Kalktığımda sırtım ağrıyordu yattığım yerden kalktım burası çok soğuk ve pis bir yerdi.Kimin benimle ne sorunu vardı ki.Aklıma tanıdığım kişileri getirdim bana düşman olan tek kişi Günceydi ama onun da böyle bir şey yapacak cesareti olmazdı.
Sonra birden çok tanıdığım bir ses geldi ve kapı açıldı. Onu gördüğümde gözlerime inanamadım. Nasıl yani bana bunu nasıl yapardı? Onu görmemle çığlık atmam bir oldu. Hemen buradan çıkmam gerekiyordu. Aklıma bir şey gelmeyince en klişe şeyi yapmaya karar verdim. Kaçacaktım. Onun bir boşluğunu bulup kaçmam gerekiyordu. Bana doğru yaklaşmaya başladığında tekrar çığlığı bastım ve koşmaya başladım. O da benim arkamdan koşuyordu. Kapıyı açtığımda karşımda Rüzgar'ı gördüm. Onu bulduğuma sevinip kolundan tutup çekecektim ki o " Nereye? diye sorduğunda kafamı yemek üzereydim. Anladığıdım kadarıyla o da Aren ile plan yapıp beni tuzağa düşürmüştü ama Rüzgar'ın Arenle ne işi olurdu ki.Başka yapacak bir şeyim olmadığı için içeri girdim. Benimle beraber Rüzgar da içeri girip " Aren ben gidiyorum sonra görüşürüz" dediğinde kanım donmuştu. Olamaz beni burada tek başıma bırakamazdı. Evet çok iyi . Çaresiz kaldım. Sandalyeme tekrar oturup gözlerimi kapattım.

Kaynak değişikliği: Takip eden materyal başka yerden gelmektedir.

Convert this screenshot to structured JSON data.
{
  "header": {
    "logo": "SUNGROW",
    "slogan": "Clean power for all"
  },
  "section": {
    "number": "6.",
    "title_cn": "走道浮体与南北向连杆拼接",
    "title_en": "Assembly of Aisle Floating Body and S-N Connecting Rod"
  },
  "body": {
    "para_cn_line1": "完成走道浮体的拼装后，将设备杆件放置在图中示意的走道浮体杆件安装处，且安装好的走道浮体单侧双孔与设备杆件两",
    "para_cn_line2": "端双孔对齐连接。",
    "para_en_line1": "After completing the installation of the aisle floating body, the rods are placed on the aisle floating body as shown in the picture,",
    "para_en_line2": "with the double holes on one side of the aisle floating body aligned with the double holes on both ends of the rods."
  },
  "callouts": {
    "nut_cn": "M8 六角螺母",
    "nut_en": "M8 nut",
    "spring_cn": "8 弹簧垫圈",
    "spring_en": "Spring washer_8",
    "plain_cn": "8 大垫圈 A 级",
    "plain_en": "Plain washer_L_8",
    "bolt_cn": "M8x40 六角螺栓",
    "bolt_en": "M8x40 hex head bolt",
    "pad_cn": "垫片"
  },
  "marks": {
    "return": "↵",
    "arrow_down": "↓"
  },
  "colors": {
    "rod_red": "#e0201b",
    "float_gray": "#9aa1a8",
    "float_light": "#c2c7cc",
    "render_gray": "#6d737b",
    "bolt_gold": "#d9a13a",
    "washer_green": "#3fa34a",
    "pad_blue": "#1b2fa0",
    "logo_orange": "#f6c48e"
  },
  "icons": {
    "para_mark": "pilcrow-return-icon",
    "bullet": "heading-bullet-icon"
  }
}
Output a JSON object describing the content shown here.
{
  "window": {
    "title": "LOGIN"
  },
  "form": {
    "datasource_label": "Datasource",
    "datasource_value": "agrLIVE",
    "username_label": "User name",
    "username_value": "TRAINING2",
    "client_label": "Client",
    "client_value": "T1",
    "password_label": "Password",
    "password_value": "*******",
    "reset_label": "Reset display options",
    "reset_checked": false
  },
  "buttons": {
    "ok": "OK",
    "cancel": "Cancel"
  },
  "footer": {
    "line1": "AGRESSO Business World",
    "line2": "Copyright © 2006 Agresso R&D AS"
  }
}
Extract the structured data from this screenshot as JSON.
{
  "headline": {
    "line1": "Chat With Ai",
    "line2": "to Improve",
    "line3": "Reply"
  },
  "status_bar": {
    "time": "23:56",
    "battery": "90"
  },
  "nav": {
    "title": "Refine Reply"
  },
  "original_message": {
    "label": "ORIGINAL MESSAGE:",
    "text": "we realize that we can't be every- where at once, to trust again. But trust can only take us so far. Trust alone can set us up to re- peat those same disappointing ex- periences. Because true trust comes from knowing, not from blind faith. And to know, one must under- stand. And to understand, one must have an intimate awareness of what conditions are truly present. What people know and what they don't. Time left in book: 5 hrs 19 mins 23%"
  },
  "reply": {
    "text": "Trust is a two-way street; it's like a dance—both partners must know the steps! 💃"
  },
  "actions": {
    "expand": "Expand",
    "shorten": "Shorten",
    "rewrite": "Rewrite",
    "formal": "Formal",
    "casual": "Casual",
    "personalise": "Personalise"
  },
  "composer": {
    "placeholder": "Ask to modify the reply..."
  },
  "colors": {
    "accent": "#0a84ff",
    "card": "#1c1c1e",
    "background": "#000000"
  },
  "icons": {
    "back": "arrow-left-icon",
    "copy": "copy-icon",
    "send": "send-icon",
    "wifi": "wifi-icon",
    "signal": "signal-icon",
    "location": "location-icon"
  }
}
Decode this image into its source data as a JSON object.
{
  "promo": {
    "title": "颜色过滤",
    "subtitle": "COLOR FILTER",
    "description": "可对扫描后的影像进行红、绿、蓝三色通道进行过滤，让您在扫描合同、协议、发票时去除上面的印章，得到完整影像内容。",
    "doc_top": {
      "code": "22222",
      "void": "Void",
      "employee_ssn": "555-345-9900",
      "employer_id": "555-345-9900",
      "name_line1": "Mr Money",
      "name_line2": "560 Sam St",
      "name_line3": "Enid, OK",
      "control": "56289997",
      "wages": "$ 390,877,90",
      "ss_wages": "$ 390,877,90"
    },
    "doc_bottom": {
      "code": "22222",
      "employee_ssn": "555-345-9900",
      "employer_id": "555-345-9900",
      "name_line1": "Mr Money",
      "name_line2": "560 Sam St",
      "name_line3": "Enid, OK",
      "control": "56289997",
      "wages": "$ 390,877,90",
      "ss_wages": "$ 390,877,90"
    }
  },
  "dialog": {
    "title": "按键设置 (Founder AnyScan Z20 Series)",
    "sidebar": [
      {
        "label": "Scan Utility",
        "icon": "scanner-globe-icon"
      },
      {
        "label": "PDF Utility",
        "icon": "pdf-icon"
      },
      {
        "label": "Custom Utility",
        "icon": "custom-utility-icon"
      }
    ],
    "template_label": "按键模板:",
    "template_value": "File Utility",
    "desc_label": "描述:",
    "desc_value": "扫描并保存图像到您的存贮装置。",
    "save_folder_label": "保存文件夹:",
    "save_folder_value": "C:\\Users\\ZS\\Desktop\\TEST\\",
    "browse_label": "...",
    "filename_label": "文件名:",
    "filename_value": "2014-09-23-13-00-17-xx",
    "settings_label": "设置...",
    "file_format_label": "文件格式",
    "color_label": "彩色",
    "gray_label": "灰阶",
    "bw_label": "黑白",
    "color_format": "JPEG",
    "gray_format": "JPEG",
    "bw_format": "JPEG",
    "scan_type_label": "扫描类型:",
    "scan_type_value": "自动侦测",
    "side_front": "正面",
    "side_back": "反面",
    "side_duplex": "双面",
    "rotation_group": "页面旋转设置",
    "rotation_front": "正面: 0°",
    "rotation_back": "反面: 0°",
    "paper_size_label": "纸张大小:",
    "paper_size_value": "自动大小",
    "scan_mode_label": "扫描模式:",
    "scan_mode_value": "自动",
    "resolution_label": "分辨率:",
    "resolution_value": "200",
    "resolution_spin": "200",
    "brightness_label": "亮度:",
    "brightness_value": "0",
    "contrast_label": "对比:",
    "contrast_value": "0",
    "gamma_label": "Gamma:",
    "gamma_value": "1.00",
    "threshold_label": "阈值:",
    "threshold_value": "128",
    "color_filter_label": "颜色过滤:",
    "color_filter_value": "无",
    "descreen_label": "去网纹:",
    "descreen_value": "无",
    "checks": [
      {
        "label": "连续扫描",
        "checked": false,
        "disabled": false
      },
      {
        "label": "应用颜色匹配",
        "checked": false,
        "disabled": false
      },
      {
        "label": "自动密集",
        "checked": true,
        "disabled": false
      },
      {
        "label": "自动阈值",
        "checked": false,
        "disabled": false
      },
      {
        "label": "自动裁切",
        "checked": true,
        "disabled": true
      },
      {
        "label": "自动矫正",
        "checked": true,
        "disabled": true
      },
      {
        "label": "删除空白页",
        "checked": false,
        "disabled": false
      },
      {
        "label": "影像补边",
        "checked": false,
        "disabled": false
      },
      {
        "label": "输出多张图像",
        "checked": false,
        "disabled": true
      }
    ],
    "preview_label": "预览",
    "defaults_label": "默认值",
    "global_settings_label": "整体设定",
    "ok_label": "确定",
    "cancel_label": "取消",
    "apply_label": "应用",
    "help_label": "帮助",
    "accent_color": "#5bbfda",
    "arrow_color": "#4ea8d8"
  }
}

Aren bana yaklaşıp diz çöktü:

-Arya bak hiç konuşmadan beni dinle. Sen beni çok yanlış anladın. Ben o gün Günce'nin tuzağına düştüm. Seni arayamadım  çünkü Günce beni yapmadığım bir şeyle tehdit etti. Eminim bunca gündür seni aramadığım için unuttuğumu sanmıştın oysa ben her anında senin yanındaydım okulda ,evde odanda sonunda Rüzgar sağolsun başarabildim. Şimdi senden çok özür diliyorum beni affeder misin? Lütfen sana ve senin çilek kokuna çok ihtiyacım var.

Bir an ne yapacağımı bilemedim ve Aren' e boş gözlerle bakmaya başladım. "Sen sapık mısın ne işin var odamda?" Onu seviyordum ve ben de onsuz yapamazdım. O benim çocukluk aşkım. Kalbimi dinlemek istiyordum ve istemsizce ona doğru gidip sarıldım. Aren'in yüzünde ben ona sarıldığımda bir tebessüm oluşmuştu. Hemen elimden tutup beni bir yere götürdü. 

Gittiğimiz yer çok uzak değildi. İçeri girdiğimde oda kırmızı Gül'lerle doluydu ve romantik bir şarkı çalıyordu. Ortada iki kişilik bir masa vardı ve bu bizim için hazırlanmış olmalıydı. Aren çok pişmandı yaptıkları için. Aren'in gözünün içine baktım. Yanağına bir öpücük  kondurdum ve masaya geçtik.